Lp(a) and Risk of Recurrent Cardiac Events in Obese Postinfarction Patients
Abstract
Studies of recurrent coronary events in obese postinfarction patients show mixed results despite potential importance of obesity-related pathophysiologic processes and associated markers in establishing and predicting risk. The study aim was to determine specific markers of recurrent risk in obese postinfarction patients. Nondiabetic patients of the Thrombogenic Factors and Recurrent Coronary Events (THROMBO) postinfarction study were classified according to BMI as normal weight (<25 kg/m2), overweight (25.0–29.9 kg/m2), and obese (≥30 kg/m2). Cox multivariable regression with adjustment for significant clinical covariates was performed in each group monitoring outcome (cardiac death, myocardial infarction (MI), or unstable angina with 26 months follow-up) as a function of 17 thrombogenic, inflammatory, and metabolic blood markers and 17 cardiovascular disease-associated genetic polymorphisms. Results revealed no statistically significant genetic or blood marker variables in normal or overweight patients. For obese postinfarction patients, elevated lipoprotein(a) (Lp(a))was found to be a highly significant risk marker with hazard ratio and 95% confidence interval of 3.94 (2.11–7.35), P = 0.000017 (upper tertile vs. lower two tertiles). Additionally, elevated Lp(a) was found to interact with the −75G>A polymorphism of the apolipoprotein A-I gene and the −250G>A polymorphism of the hepatic lipase gene in establishing risk. We conclude that interactions of elevated Lp(a) with polymorphisms of the apolipoprotein A-I and hepatic lipase genes, primarily reflective of altered lipoprotein metabolism, play an important role in the establishment of recurrent coronary event risk in obese, nondiabetic postinfarction patients. These findings suggest close monitoring and consideration of weight reduction for obese postinfarction patients with elevated Lp(a) levels.
Introduction
Obesity is an independent risk factor for development of cardiovascular disease (CVD) (1); however, the role of obesity as a risk factor for recurrent coronary events in patients with established CVD is less clear (2,3,4,5,6,7,8,9,10). A number of studies in patients with previous myocardial infarction (MI) or other forms of stable CVD show independent association of increased BMI with various outcome measures including reinfarction, cardiac death, all-cause death, coronary revascularization, and stroke (2,3,4,5,6,7), while other studies show no association of BMI with cardiac death in postinfarction or poststroke patients (8), no association of BMI with reinfarction or cardiac death in postinfarction patients (9), and inverse association of BMI with all-cause death in postinfarction patients (9,10).
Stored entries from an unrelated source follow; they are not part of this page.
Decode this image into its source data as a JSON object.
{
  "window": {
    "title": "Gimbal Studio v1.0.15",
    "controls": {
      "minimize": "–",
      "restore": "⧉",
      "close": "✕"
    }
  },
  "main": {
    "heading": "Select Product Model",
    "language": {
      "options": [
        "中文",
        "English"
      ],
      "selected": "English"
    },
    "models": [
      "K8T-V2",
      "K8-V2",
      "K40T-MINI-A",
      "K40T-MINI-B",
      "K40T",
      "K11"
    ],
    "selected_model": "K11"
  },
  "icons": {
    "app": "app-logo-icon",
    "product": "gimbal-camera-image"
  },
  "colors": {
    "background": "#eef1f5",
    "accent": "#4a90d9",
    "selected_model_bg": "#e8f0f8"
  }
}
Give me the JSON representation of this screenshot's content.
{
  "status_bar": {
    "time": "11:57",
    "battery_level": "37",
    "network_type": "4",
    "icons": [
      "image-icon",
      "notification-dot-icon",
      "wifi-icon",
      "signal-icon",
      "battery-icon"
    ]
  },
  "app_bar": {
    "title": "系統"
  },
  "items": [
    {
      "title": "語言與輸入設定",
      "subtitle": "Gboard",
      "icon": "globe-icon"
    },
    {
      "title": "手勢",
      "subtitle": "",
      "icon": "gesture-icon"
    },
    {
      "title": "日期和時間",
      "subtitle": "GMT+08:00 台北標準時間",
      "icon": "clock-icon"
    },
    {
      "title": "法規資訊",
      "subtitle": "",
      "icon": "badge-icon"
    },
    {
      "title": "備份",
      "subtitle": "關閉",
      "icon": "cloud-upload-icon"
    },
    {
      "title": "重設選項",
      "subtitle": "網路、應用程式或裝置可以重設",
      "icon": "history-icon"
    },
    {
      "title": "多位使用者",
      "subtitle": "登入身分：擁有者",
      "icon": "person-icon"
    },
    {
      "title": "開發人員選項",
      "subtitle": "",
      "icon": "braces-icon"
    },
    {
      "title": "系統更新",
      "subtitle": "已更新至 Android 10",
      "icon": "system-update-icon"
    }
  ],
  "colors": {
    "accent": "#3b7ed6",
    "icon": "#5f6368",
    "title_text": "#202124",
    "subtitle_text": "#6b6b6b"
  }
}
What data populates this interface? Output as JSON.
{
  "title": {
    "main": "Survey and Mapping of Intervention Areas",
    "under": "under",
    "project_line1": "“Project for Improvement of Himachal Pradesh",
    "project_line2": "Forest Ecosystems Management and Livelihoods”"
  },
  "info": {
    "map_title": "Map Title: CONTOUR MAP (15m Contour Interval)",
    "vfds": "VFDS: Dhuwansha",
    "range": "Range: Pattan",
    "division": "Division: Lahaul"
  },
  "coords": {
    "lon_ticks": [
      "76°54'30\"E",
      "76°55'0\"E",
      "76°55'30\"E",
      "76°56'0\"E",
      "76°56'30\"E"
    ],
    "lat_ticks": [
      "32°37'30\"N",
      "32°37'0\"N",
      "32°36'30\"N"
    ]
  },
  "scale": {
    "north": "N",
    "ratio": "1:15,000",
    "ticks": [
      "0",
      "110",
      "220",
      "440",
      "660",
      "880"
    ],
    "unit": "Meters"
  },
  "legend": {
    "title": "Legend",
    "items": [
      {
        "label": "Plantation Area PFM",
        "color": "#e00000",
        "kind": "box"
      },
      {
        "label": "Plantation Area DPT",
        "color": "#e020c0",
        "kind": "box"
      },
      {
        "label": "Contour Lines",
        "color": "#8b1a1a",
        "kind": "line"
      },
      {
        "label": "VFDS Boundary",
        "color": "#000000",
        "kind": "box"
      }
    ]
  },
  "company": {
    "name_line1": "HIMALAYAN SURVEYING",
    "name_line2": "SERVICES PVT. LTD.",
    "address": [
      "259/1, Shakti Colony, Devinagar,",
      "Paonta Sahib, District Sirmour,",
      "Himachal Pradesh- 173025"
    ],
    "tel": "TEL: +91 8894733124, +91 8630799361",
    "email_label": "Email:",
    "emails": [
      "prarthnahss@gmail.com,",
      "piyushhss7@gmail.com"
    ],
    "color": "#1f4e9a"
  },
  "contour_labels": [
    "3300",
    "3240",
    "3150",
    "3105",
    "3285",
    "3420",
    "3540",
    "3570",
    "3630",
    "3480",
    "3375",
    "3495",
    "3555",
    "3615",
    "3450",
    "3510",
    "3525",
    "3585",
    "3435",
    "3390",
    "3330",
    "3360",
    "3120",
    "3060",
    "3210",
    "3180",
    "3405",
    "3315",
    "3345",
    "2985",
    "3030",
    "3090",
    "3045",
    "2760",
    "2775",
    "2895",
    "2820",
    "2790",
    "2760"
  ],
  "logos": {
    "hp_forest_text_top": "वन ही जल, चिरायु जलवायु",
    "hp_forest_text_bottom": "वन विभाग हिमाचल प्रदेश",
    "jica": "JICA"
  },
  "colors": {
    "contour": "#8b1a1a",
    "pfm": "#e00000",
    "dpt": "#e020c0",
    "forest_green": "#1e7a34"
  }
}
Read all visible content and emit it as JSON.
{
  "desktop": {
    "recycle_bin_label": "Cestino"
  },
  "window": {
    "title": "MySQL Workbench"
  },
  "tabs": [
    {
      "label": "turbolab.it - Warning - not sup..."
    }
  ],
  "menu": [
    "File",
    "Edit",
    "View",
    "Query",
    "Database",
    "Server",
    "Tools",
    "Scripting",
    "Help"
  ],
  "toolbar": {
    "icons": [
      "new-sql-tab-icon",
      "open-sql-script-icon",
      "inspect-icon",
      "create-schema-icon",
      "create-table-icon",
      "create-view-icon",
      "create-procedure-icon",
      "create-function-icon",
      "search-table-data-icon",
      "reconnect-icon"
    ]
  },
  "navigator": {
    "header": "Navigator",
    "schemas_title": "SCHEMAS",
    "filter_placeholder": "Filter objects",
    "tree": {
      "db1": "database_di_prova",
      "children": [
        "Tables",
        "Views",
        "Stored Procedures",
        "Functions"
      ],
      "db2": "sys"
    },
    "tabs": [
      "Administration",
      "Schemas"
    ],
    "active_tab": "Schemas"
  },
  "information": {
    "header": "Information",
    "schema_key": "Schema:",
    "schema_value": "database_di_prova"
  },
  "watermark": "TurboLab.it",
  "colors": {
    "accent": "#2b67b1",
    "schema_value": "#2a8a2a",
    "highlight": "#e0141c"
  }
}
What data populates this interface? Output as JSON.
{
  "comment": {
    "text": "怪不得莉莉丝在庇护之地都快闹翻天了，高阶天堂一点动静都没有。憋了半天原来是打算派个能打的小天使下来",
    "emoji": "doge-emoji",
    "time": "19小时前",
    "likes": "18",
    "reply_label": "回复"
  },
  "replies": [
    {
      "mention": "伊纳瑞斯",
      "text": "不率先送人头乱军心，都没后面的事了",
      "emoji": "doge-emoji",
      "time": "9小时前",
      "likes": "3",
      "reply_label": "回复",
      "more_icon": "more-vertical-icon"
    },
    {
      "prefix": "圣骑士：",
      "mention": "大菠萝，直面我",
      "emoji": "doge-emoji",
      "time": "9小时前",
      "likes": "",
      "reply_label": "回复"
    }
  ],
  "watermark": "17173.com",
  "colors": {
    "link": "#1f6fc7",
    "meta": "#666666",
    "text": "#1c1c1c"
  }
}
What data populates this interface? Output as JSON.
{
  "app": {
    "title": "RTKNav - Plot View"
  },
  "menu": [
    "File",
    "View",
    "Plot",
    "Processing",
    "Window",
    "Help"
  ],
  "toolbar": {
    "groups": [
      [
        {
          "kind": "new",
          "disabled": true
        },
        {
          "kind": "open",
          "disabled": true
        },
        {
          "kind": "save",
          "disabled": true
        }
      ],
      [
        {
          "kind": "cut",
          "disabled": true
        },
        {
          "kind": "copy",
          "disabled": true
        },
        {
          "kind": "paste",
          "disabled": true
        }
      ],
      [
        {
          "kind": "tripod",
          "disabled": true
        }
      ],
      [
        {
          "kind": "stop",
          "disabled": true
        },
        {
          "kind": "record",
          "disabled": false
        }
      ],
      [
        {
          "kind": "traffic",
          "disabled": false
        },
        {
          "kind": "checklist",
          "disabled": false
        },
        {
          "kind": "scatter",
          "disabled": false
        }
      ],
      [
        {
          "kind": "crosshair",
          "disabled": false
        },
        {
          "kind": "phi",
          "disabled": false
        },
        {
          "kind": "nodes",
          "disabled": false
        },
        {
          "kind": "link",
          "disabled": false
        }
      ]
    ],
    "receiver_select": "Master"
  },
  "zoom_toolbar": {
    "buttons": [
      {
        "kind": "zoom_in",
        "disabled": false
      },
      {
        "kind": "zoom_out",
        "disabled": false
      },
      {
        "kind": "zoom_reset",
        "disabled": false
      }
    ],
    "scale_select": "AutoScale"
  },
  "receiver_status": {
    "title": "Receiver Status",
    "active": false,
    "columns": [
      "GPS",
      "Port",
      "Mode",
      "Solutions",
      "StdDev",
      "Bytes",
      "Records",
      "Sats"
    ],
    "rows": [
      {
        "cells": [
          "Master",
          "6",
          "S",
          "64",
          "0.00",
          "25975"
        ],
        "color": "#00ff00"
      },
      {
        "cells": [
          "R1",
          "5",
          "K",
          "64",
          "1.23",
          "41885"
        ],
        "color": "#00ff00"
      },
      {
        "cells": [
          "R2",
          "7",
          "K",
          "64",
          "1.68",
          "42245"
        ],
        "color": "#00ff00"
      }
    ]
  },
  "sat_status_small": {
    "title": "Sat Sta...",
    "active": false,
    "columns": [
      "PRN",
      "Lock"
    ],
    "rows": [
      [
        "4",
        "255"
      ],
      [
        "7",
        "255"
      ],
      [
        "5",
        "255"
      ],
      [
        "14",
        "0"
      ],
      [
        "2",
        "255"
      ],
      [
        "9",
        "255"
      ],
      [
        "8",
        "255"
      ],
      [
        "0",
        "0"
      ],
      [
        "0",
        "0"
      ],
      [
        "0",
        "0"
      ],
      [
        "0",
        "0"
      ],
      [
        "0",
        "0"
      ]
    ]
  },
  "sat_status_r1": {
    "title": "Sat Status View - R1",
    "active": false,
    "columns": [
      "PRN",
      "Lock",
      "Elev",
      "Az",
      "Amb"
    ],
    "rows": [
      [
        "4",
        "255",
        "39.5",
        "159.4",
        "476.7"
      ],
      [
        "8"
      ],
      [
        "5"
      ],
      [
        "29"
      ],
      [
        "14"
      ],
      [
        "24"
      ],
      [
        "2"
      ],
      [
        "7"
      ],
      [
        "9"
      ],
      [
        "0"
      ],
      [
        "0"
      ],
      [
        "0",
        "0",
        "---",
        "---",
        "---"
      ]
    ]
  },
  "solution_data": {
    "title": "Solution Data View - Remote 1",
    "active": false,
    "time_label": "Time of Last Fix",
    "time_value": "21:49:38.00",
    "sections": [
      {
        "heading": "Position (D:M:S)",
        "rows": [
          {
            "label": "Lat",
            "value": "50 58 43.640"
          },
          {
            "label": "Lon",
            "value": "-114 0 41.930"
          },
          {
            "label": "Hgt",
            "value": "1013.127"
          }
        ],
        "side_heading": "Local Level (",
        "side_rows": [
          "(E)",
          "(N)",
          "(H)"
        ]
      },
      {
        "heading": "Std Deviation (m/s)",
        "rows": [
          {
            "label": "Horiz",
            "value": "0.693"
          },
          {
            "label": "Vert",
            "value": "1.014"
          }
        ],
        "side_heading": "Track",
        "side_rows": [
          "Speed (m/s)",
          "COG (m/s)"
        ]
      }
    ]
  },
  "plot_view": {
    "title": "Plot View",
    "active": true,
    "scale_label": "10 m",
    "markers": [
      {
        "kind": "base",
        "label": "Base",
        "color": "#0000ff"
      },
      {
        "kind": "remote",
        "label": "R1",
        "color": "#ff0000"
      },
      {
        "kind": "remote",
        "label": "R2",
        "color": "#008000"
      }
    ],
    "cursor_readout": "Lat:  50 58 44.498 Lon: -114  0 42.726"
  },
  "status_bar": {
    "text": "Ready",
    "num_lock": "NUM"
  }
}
In addition to lack of definitive epidemiologic demonstration of obesity as a risk factor in patients with stable CVD, little is known regarding potential mediation of risk in such patients by specific obesity-related mechanisms, although both insulin resistance and low-grade inflammation (dyslipidemia, adipokine production, procoagulation, hypofibrinolysis, oxidative stress, endothelial dysfunction) have been thought to be important in this regard (11). Thus, it follows that obese patients with stable CVD might have different risk factors for recurrence than nonobese patients with stable CVD. To test this hypothesis, we performed Cox multivariable regression analysis of outcomes (re-infarction, cardiac death, or unstable angina—whichever occurred first) in nondiabetic patients of the Thrombogenic Factors and Recurrent Coronary Events postinfarction study (12) stratified by BMI and adjusting for significant clinical covariates as a function of 17 thrombogenic, inflammatory, and metabolic blood markers and 17 CVD-associated genetic polymorphisms.
Methods and Procedures
Study population
The study population comprised nondiabetic patients (N = 845) of the Thrombogenic Factors and Recurrent Coronary Events study and was carried out with approval of and according to guidelines of the Research Subjects Review Boards of participating centers. Enrollment eligibility included patients of either sex who were ≥21 years of age and admitted to 13 participating hospitals for MI. Exclusions included coronary bypass graft surgery during hospitalization; significant comorbidity such as malignancy or severe hepatic, renal, or cerebral disease; or heparin-type anticoagulant therapy. Overweight and obesity were defined as BMI of 25.0–29.9 kg/m2 and BMI ≥ 30 kg/m2, respectively (13). Recurrent coronary outcome events included cardiac death, MI, or unstable angina (hospitalization during follow-up with an increase in either frequency or duration of angina symptoms, or development of new angina at rest—whichever occurred first with both requiring ischemic ECG changes without enzyme elevation). Average patient follow-up was 26 months.
Blood markers
Two months after index MI, fasting blood was drawn, and sera and plasma were prepared. apolipoprotein B (ApoB), total cholesterol, lipoprotein-associated phospholipase A2 (Lp-PLA2), apolipoprotein A-I (ApoA-I), high-density lipoprotein (HDL), triglyceride, low-density lipoprotein (LDL) peak particle diameter, glucose, insulin, plasminogen activator inhibitor-1 (PAI-1), C-reactive protein, von Willebrand factor antigen, fibrinogen, d-dimer, factor VII, and factor VIIa were analyzed as described previously (12,14). Lipoprotein(a) (Lp(a)) was analyzed as described previously (12) using enzyme-linked immunoassay (Macra; Strategic Diagnostics, Newark, DE). Gradient gel electrophoresis was used to fractionate HDL particles according to size (15), the results of which were used to determine HDL median diameter (defined as diameter where half the HDL absorbance is on larger and half on smaller particles).
Genotyping
Genotyping of 17 candidate polymorphisms was performed as described previously (16). Candidate polymorphisms were chosen so that, when dichotomized, the lower prevalent form accounted for at least 25% of patients. Genotyping results were available for ∼88% of patients of the study population.
Statistical analyses
Statistical analyses were performed using Statistica 7.0 (StatSoft, Tulsa, OK). Linear regression was used to adjust variables that were significantly associated with age. Significant differences between groups were assessed using the Mann-Whitney U-test. Significant differences among groups were assessed using the Kruskal-Wallis test with post hoc testing using Mann-Whitney U-test with Bonferroni correction. Comparison of proportions and genotypic distributions were performed using the χ2-test. Significance level for all analyses was P < 0.05 unless stated otherwise.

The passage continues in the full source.